Pie Fives All Around
Pizza Inn is rolling out a new fast-casual concept, Pie Five Pizza Co., to appeal to an upscale, urban demographic by creating fresh, made-to-order pies in less than five minutes.
Company executives are hoping that Pie Five, which debuted in Fort Worth, Texas, in June and joins Pizza Inn Express as another Pizza Inn spin-off, will have the company poised to roll in more than one type of dough.
“We wanted to find a way to get a customer good pizza very fast,” says Charlie Morrison, president and CEO of Pizza Inn. “We believe our Pizza Inn product, when made fresh, gives people the best quality, but in the Express it’s not always controlled the best and there’s not a lot of choice.”
John Gordon, chain restaurant analyst at Pacific Management Consulting Group, says that even though pizza may seem like a saturated market, Pie Five could fill a void between the more upscale B.J.’s and California Pizza Kitchen concepts and quick serves like Domino’s and Pizza Hut. Pie Five is “somewhere in the middle in what is hopefully fertile ground,” Gordon says.
Similar to Chipotle or Subway, pizzas at Pie Five are assembled as customers walk through the line. Customers can order from the menu of 10 gourmet pies or customize their own nine-inch pizza.
“We’ve individualized the occasion and given the customer choice, so they get exactly what they want,” Morrison says, noting that Pie Five was in development for roughly nine months. After they move through the line, customers can also add a packaged salad or drink at the register, wrapping the five-minute-or-less experience.
High-speed ovens make the Pie Five experience possible, Morrison says.

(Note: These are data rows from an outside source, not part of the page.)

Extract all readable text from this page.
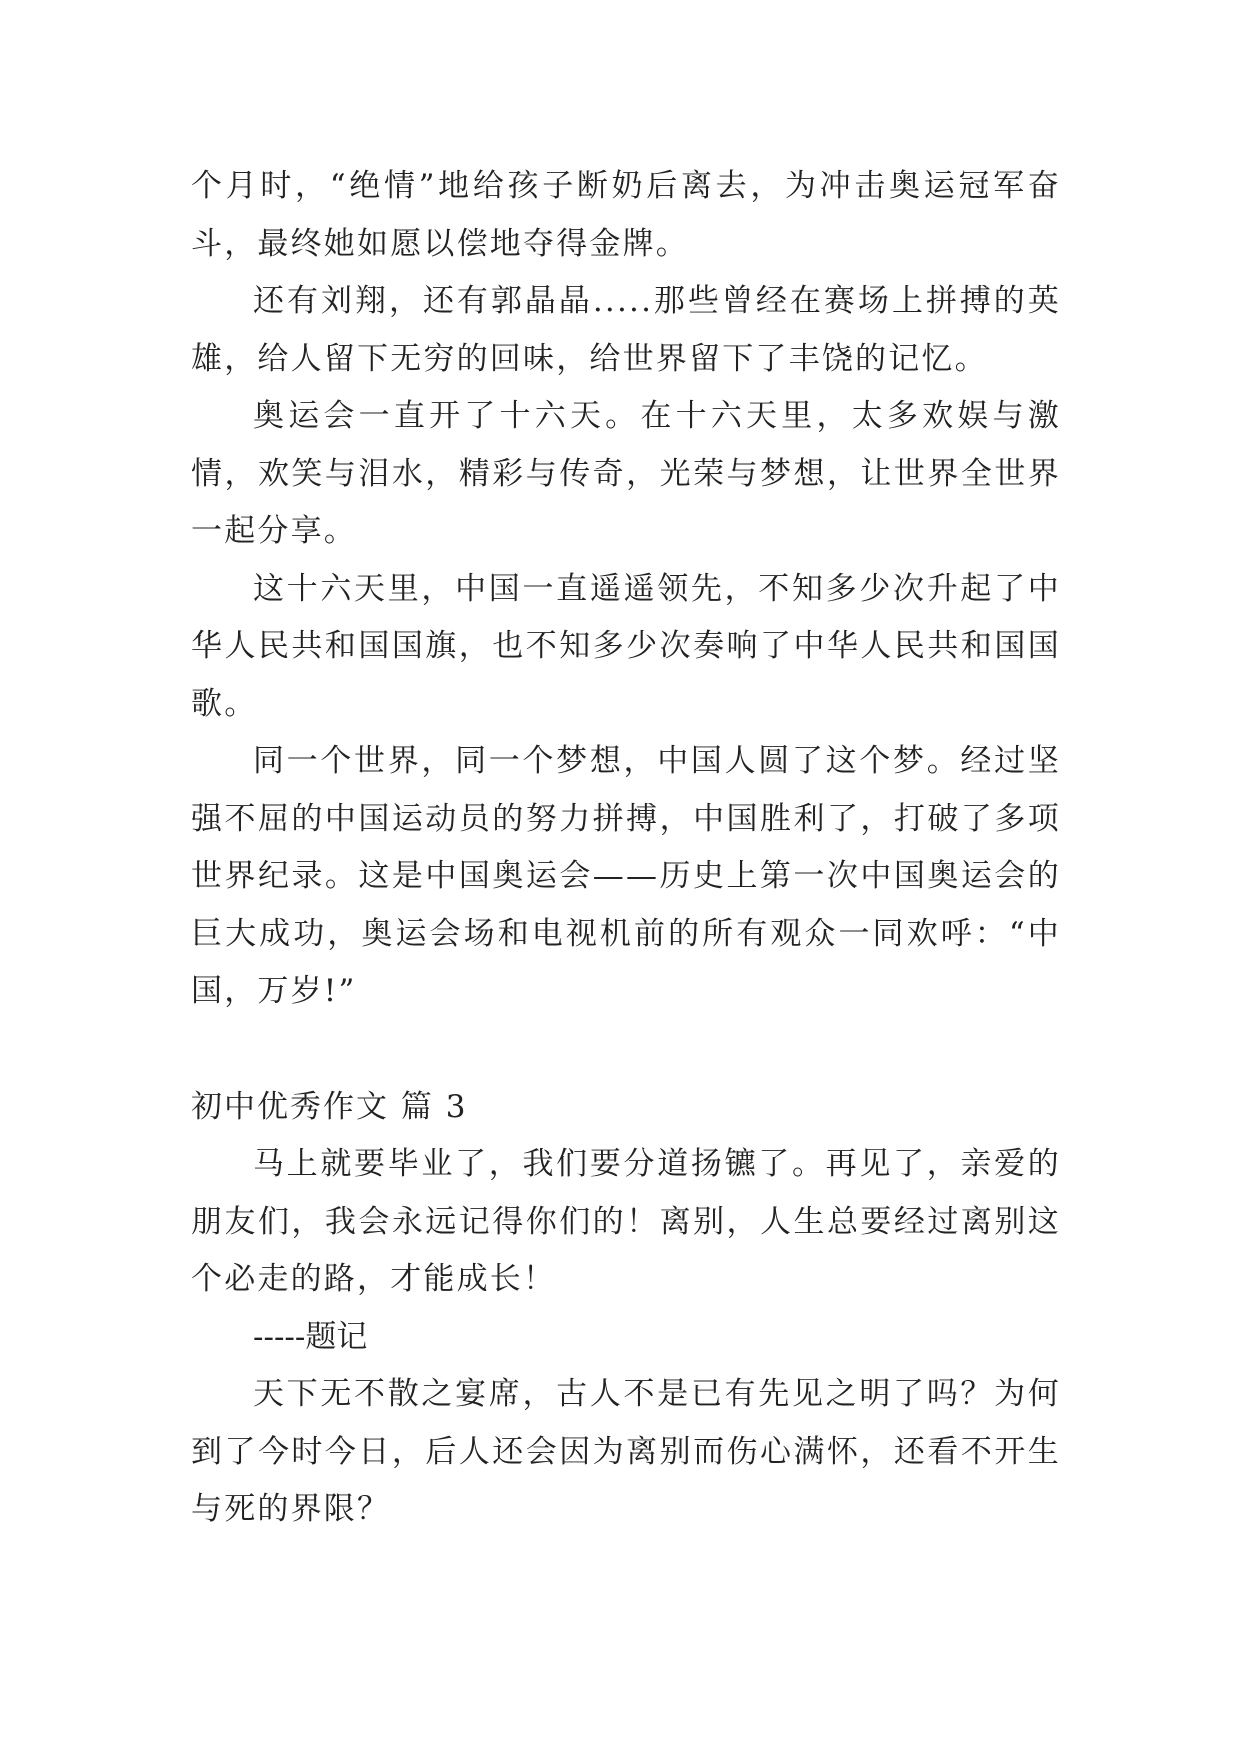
个月时，“绝情”地给孩子断奶后离去，为冲击奥运冠军奋斗，最终她如愿以偿地夺得金牌。

还有刘翔，还有郭晶晶.....那些曾经在赛场上拼搏的英雄，给人留下无穷的回味，给世界留下了丰饶的记忆。

奥运会一直开了十六天。在十六天里，太多欢娱与激情，欢笑与泪水，精彩与传奇，光荣与梦想，让世界全世界一起分享。

这十六天里，中国一直遥遥领先，不知多少次升起了中华人民共和国国旗，也不知多少次奏响了中华人民共和国国歌。

同一个世界，同一个梦想，中国人圆了这个梦。经过坚强不屈的中国运动员的努力拼搏，中国胜利了，打破了多项世界纪录。这是中国奥运会——历史上第一次中国奥运会的巨大成功，奥运会场和电视机前的所有观众一同欢呼：“中国，万岁!”

初中优秀作文 篇 3

马上就要毕业了，我们要分道扬镳了。再见了，亲爱的朋友们，我会永远记得你们的！离别，人生总要经过离别这个必走的路，才能成长！

-----题记

天下无不散之宴席，古人不是已有先见之明了吗？为何到了今时今日，后人还会因为离别而伤心满怀，还看不开生与死的界限？
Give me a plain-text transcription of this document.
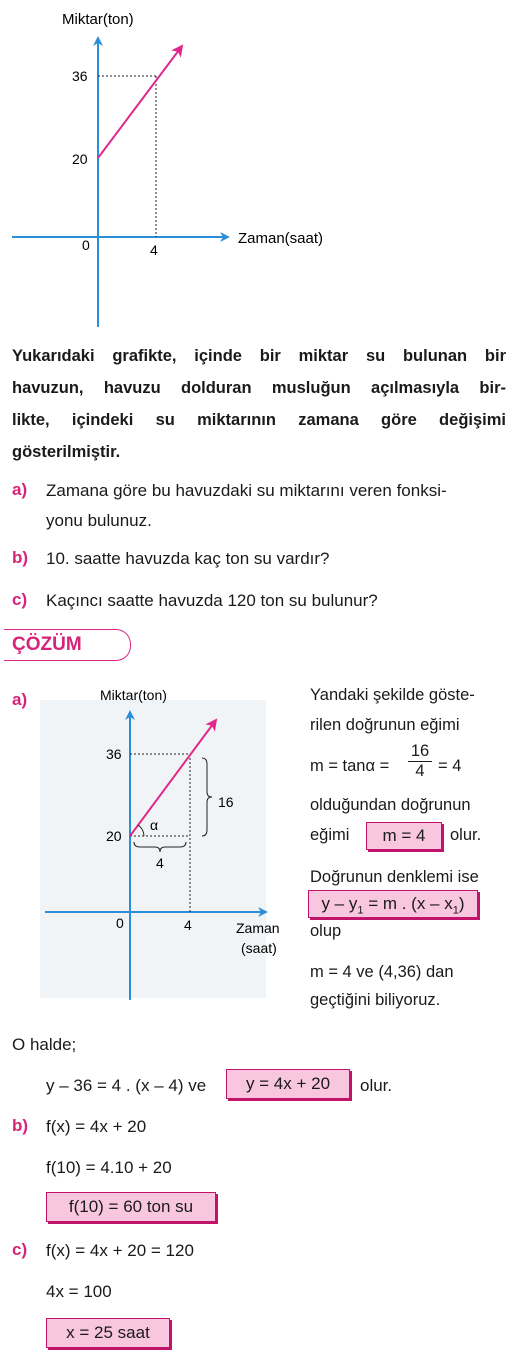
Miktar(ton)
Zaman(saat)
0
36
20
4
Yukarıdaki grafikte, içinde bir miktar su bulunan bir
havuzun, havuzu dolduran musluğun açılmasıyla bir-
likte, içindeki su miktarının zamana göre değişimi
gösterilmiştir.
a) Zamana göre bu havuzdaki su miktarını veren fonksi-
yonu bulunuz.
b) 10. saatte havuzda kaç ton su vardır?
c) Kaçıncı saatte havuzda 120 ton su bulunur?
ÇÖZÜM
a)	Miktar(ton)
Zaman
(saat)
0
36
20
4
16
4
α
Yandaki şekilde göste-
rilen doğrunun eğimi
$m = \tan\alpha = \frac{16}{4} = 4$
olduğundan doğrunun
eğimi	m = 4	olur.
Doğrunun denklemi ise
$y - y_1 = m$ . $(x - x_1)$
olup
m = 4 ve (4,36) dan
geçtiğini biliyoruz.
O halde;
y – 36 = 4 . (x – 4) ve	y = 4x + 20	olur.
b) f(x) = 4x + 20
f(10) = 4.10 + 20
f(10) = 60 ton su
c) f(x) = 4x + 20 = 120
4x = 100
x = 25 saat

The restaurant stacks two conveyer-belt convection ovens that can run eight pizzas at one time, baking two pizzas every 20 seconds.

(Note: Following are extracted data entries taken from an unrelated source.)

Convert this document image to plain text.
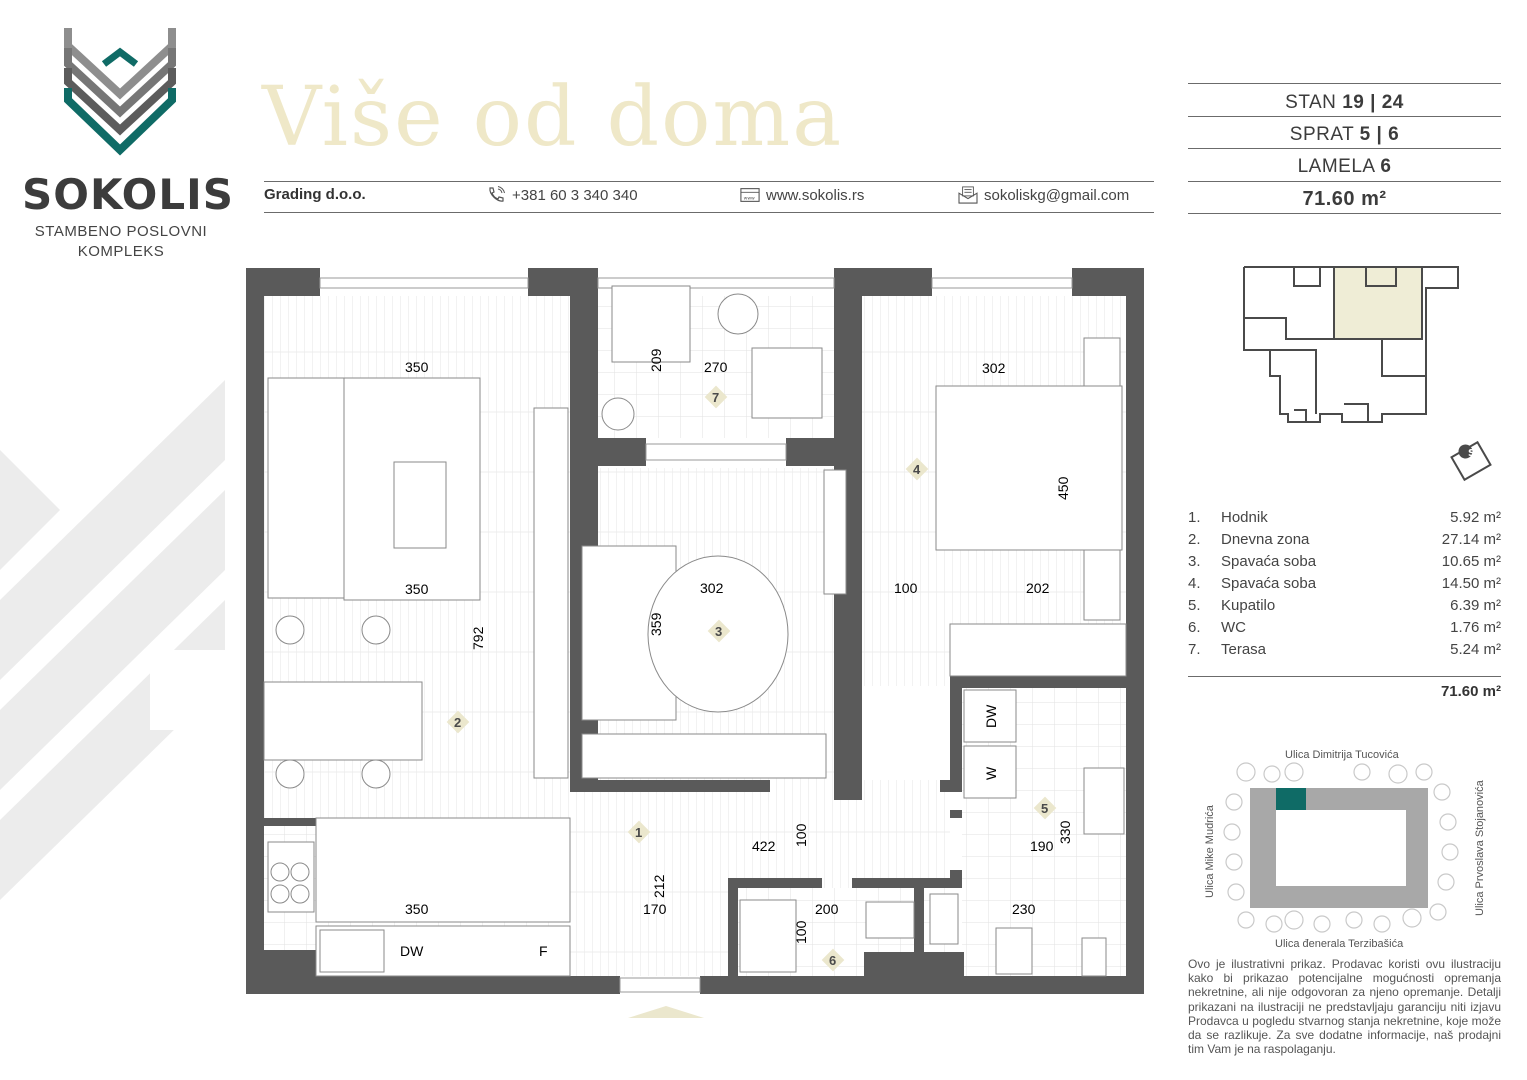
SOKOLIS
STAMBENO POSLOVNI
KOMPLEKS
Više od doma
Grading d.o.o.	+381 60 3 340 340	www www.sokolis.rs	sokoliskg@gmail.com
STAN 19 | 24
SPRAT 5 | 6
LAMELA 6
71.60 m²
S
1. Hodnik	5.92 m²
2. Dnevna zona	27.14 m²
3. Spavaća soba	10.65 m²
4. Spavaća soba	14.50 m²
5. Kupatilo	6.39 m²
6. WC	1.76 m²
7. Terasa	5.24 m²
71.60 m²
Ulica Dimitrija Tucovića
Ulica đenerala Terzibašića
Ulica Mike Mudrića	Ulica Prvoslava Stojanovića
Ovo je ilustrativni prikaz. Prodavac koristi ovu ilustraciju kako bi prikazao potencijalne mogućnosti opremanja nekretnine, ali nije odgovoran za njeno opremanje. Detalji prikazani na ilustraciji ne predstavljaju garanciju niti izjavu Prodavca u pogledu stvarnog stanja nekretnine, koje može da se razlikuje. Za sve dodatne informacije, naš prodajni tim Vam je na raspolaganju.
DW	F
DW
W
350
350
792
350
209	270
302
359
302
450
100	202
422 100
212
170	200
100
190
330
230
1
2
3
4
5
6
7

The combination of this technology with customer choice in the fast-casual space is “transformational in the pizza category,” Morrison says. He says the edgy red, white, and black design accents, balanced by the stark industrial décor of corrugated metal and exposed ductwork, turn Pie Five into a destination for the fast-paced urban clientele.
Morrison says Pie Five’s performance has so far exceeded expectations, which fares well for his plan to grow it by 100 restaurants in a year.
“For an unknown brand, it would be impossible,” Gordon says, “but with a corporate parent, a captive franchise base, and an alternate concept, they should be able to make it work.”